← Back to all articles

Microsoft Researchers Unveil High-Efficiency AI Model Capable of Running on CPUs

Posted 5 days ago by Anonymous

Microsoft’s research team has developed the largest-scale 1-bit AI model to date, dubbed BitNet b1.58 2B4T. This model, now openly available under an MIT license, can operate on standard CPUs, including Apple’s M2 chip.

Unlike conventional AI models, bitnets are highly compressed, designed to function efficiently on lightweight hardware. Traditional models often employ quantization, reducing the precision of weights (the numerical values within the model) to reduce memory consumption and increase processing speed. Bitnets, however, take this further by quantizing weights to just three possible values: -1, 0, and 1. This drastically simplifies computation, making them highly efficient in terms of memory and processing power.

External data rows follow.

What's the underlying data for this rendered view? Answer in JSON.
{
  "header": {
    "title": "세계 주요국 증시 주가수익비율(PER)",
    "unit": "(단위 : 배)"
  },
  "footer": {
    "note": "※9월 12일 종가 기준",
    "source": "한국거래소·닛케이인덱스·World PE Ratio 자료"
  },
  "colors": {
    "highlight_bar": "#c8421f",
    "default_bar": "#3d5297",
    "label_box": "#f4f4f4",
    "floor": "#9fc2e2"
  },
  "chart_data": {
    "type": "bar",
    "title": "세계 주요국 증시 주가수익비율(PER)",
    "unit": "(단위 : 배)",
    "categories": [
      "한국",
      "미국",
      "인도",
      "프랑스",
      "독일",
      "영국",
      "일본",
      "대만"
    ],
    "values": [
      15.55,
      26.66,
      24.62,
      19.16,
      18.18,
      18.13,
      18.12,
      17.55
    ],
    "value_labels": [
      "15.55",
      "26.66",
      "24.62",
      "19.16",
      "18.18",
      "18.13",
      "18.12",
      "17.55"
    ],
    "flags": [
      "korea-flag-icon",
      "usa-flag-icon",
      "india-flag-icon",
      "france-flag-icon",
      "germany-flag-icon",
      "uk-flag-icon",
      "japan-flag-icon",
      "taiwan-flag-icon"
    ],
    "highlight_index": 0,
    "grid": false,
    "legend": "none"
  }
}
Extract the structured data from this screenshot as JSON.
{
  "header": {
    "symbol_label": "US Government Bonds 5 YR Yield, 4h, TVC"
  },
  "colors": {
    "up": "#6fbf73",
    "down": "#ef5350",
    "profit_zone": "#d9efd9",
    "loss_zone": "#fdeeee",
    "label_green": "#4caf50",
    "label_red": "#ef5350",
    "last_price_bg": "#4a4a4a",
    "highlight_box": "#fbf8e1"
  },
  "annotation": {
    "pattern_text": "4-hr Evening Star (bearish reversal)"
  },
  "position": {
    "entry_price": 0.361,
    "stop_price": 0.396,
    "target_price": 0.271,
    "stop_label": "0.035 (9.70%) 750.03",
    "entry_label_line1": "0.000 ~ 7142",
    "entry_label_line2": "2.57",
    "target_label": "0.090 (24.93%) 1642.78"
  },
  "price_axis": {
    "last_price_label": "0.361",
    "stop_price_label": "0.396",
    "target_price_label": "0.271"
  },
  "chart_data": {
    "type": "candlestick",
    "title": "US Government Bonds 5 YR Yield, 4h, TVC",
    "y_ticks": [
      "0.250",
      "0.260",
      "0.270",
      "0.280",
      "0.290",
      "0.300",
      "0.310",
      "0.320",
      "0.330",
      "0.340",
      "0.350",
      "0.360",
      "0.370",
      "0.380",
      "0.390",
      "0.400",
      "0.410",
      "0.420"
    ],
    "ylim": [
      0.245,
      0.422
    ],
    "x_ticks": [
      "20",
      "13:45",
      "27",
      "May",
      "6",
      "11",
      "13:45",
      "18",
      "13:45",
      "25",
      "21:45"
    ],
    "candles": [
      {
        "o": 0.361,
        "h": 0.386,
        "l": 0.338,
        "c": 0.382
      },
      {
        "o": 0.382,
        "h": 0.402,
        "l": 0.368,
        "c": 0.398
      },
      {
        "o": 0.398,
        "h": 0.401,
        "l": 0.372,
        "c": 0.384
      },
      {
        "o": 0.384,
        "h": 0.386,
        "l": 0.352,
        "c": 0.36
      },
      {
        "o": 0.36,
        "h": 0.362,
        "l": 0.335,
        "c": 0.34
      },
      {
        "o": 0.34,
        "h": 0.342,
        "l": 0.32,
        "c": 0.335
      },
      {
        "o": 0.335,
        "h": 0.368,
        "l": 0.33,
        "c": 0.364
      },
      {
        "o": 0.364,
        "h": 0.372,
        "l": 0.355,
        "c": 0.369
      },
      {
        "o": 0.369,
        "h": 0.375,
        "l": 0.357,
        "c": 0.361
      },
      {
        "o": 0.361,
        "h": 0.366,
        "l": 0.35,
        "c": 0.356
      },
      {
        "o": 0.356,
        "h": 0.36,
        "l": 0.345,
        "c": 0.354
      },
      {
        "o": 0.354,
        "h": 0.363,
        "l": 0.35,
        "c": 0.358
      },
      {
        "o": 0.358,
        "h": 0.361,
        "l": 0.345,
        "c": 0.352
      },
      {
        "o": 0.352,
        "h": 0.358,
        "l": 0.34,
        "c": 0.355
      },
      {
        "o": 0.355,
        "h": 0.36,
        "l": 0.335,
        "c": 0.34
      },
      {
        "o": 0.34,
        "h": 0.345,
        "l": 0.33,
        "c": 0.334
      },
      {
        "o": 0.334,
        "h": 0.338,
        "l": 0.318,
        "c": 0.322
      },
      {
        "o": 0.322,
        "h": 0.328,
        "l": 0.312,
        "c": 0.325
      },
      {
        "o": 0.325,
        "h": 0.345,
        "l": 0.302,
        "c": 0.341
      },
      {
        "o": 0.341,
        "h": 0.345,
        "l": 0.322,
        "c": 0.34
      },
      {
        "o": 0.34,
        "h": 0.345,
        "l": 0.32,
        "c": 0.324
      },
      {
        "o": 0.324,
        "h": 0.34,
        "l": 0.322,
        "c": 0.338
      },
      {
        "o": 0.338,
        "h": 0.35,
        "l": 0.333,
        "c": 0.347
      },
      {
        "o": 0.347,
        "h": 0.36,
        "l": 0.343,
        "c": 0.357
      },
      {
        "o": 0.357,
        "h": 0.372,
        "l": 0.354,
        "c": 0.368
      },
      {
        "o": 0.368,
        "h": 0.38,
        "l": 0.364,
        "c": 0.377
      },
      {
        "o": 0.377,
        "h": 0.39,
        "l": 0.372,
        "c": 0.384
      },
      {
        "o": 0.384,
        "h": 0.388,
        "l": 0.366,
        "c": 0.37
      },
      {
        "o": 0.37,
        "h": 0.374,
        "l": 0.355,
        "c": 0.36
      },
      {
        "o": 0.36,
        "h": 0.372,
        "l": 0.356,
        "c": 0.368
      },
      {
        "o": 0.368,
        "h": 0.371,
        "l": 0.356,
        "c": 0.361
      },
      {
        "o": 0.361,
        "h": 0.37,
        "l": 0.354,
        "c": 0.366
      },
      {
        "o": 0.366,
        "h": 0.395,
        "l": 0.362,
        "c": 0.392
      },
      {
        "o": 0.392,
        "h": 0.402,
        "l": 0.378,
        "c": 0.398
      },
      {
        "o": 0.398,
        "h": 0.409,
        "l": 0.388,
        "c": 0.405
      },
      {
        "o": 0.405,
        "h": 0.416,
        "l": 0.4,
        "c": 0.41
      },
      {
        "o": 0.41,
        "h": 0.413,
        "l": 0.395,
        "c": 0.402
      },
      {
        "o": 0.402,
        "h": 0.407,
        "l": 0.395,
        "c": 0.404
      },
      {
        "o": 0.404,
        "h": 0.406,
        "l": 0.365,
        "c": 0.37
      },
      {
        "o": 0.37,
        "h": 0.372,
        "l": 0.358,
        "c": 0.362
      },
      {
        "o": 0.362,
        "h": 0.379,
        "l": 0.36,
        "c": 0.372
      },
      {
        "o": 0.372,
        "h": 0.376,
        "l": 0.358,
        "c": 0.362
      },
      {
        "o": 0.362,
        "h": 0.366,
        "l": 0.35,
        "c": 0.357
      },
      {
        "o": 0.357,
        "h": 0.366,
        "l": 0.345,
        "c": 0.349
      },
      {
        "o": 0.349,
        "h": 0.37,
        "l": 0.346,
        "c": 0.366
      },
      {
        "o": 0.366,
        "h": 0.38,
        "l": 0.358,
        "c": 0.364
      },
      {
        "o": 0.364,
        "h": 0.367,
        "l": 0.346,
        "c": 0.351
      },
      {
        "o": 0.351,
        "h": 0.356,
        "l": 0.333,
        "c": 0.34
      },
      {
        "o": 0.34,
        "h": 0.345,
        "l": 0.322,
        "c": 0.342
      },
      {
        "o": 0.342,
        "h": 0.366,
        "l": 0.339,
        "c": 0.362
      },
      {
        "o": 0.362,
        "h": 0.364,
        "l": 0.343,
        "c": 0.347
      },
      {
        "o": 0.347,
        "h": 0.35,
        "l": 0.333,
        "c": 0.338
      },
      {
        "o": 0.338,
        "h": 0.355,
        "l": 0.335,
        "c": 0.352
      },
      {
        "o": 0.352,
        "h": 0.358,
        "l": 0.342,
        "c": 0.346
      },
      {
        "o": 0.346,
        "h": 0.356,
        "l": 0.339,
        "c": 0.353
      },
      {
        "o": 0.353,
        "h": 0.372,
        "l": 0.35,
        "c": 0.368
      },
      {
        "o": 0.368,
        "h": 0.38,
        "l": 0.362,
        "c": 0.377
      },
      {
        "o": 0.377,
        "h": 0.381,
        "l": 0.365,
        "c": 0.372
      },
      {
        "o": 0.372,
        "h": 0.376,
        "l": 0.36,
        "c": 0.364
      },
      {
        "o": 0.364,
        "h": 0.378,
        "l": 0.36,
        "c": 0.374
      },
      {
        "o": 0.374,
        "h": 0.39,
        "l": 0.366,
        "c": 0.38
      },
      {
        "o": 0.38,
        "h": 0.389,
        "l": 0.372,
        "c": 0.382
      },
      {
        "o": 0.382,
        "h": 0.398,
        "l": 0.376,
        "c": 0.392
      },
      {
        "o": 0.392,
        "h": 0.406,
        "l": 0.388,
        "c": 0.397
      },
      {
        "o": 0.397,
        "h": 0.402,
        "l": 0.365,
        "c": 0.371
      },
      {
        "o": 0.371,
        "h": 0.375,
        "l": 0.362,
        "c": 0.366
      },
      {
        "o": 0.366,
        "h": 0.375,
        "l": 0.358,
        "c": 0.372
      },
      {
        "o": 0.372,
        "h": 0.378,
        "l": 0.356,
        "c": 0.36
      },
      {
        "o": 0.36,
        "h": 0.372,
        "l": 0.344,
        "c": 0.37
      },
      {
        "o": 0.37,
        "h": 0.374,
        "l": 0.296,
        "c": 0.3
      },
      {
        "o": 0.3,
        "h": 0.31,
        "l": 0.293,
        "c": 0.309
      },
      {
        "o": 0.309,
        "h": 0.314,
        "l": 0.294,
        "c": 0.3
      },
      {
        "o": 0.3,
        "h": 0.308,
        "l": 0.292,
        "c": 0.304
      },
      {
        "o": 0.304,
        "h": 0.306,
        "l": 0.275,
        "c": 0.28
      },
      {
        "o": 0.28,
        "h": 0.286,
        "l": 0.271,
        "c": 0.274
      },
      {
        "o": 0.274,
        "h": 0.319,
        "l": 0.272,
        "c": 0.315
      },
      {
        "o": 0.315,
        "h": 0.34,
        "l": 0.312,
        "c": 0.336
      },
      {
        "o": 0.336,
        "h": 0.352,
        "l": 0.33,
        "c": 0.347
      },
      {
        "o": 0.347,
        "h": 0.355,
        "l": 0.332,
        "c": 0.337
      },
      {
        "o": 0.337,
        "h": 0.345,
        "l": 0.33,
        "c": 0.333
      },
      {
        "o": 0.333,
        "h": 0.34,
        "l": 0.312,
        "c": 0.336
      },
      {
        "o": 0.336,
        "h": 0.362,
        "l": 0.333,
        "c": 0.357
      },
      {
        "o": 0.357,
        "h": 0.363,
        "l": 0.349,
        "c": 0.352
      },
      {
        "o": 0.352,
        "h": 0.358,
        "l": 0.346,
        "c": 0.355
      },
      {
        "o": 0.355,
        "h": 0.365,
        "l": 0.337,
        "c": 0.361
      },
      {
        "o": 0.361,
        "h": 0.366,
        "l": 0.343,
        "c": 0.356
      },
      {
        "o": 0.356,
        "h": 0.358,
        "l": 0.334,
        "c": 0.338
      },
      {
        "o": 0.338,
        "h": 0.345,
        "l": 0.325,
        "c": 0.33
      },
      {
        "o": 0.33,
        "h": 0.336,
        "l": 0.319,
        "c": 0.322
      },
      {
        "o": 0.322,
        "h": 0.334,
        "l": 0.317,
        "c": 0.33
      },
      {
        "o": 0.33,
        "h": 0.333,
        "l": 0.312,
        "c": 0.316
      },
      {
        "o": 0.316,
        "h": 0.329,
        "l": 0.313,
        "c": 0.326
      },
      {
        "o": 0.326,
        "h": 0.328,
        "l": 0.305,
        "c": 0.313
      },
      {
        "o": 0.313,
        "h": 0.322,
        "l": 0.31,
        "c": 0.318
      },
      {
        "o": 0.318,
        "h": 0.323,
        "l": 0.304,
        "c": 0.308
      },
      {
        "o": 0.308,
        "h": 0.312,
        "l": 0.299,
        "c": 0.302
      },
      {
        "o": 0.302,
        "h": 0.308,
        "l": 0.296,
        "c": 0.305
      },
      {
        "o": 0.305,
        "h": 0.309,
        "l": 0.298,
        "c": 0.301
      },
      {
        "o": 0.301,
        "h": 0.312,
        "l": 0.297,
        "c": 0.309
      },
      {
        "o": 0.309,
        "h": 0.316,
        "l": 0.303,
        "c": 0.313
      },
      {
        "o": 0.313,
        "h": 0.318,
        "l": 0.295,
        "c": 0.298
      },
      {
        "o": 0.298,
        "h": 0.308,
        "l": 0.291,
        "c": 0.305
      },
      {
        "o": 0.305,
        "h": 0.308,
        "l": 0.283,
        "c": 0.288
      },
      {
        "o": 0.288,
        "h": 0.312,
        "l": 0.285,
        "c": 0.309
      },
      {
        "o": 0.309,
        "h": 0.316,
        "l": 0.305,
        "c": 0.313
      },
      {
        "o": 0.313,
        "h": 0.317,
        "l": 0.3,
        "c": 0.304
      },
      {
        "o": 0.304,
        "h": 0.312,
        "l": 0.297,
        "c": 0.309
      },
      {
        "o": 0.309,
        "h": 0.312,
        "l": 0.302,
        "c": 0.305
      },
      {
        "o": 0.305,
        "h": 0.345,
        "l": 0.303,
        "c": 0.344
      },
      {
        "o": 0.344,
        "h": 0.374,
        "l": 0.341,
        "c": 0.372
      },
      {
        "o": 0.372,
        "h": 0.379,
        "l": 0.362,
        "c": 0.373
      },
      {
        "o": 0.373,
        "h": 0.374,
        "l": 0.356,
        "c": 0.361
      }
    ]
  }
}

BitNet b1.58 2B4T is the first bitnet to reach 2 billion parameters—equivalent to the number of learnable weights in the model. Trained on a massive dataset of 4 trillion tokens (roughly equivalent to 33 million books), it outperforms similar-sized traditional models in key benchmarks, according to the researchers. In tests, BitNet b1.58 2B4T surpassed models like Meta’s Llama 3.2 1B, Google’s Gemma 3 1B, and Alibaba’s Qwen 2.5 1.5B in tasks requiring mathematical reasoning (GSM8K) and physical common sense (PIQA).

While not universally superior to all rivals, BitNet b1.58 2B4T stands out in efficiency—running up to twice as fast as comparable models with significantly lower memory usage. This makes it particularly suitable for AI deployments in resource-constrained environments.

However, achieving this performance currently requires using Microsoft’s custom bitnet.cpp framework, which has limited hardware compatibility. Notably, it does not support GPUs, the dominant processors in AI training and inference. This limitation may restrict widespread adoption, though the technology holds promise for future edge AI applications where resource efficiency is critical.